Chester Crematorium, 2013
Walton Lea Crematorium, 2012
Exeter crematorium, 2007
Pentrebychan Crematorium, 2021
Pentrebychan Crematorium 2021

The bones of the dead are the most natural symbol of death of all, and yet while attention has been afforded to the display of human remains as traces of individual past lives and collective memento mori, the versatility of ashes – curation, disposal and display – have received relatively limited archaeological attention. These humble examples shed light on the potential for a contemporary archaeology of cremation to explore such traces, considering the interaction of specialists, landscape architecture and the agency of survivors and the deceased, in the strewing of ashes over water and earth.
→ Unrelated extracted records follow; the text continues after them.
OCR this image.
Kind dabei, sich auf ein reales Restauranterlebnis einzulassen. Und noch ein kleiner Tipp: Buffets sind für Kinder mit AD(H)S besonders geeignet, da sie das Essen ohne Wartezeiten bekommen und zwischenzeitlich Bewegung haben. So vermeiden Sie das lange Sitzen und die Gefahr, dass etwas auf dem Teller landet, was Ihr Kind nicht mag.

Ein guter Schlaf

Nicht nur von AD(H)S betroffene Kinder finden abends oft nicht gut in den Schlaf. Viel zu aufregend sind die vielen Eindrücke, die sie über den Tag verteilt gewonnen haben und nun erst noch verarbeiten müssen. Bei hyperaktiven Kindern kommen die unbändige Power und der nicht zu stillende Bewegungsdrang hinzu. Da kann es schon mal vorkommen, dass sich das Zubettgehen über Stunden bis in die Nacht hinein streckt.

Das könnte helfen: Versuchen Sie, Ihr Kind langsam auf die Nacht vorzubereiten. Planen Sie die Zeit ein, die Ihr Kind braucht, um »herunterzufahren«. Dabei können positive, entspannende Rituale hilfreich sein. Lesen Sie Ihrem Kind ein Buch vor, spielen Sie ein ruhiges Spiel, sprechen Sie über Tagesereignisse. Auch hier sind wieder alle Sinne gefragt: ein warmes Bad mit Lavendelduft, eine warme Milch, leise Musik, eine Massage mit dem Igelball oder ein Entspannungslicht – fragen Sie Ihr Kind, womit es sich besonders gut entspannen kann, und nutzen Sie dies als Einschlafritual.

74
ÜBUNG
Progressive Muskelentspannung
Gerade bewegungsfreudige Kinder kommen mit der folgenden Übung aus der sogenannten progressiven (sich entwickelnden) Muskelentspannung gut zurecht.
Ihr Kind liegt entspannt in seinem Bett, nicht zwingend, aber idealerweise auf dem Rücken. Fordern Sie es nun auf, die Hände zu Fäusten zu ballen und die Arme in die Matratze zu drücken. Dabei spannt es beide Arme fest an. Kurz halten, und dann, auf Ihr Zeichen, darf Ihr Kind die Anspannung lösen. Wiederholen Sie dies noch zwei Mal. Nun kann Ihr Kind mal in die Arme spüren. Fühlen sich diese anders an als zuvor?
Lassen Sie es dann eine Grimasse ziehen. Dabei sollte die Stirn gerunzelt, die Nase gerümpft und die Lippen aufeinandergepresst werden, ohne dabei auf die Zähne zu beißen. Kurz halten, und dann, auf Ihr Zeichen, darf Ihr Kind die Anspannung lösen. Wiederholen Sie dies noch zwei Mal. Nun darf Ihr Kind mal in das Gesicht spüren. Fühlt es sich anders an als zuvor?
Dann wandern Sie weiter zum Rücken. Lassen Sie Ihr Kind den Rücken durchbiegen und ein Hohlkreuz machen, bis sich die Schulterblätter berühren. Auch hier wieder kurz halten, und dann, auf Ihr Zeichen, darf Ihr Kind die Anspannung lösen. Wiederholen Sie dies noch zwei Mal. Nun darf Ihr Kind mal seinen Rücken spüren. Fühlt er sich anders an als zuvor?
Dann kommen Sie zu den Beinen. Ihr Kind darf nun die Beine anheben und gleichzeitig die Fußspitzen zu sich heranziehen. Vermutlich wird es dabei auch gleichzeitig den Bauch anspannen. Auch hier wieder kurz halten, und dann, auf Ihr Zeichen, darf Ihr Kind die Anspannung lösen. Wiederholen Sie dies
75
Moreover, these contemporary ash-strewing practices reveal the potential treatments and significances of cremains in the human past beyond the grave. I would contend that the amorphous traces of ash, uniform, near-white, whether strewn in patches or circles, crosses or other patterns, constitute ‘ephemeral monuments’ that endure but slowly fade and disperse through the act of wind and rain, sometimes combined with floral offerings, cards and other ephemeralia.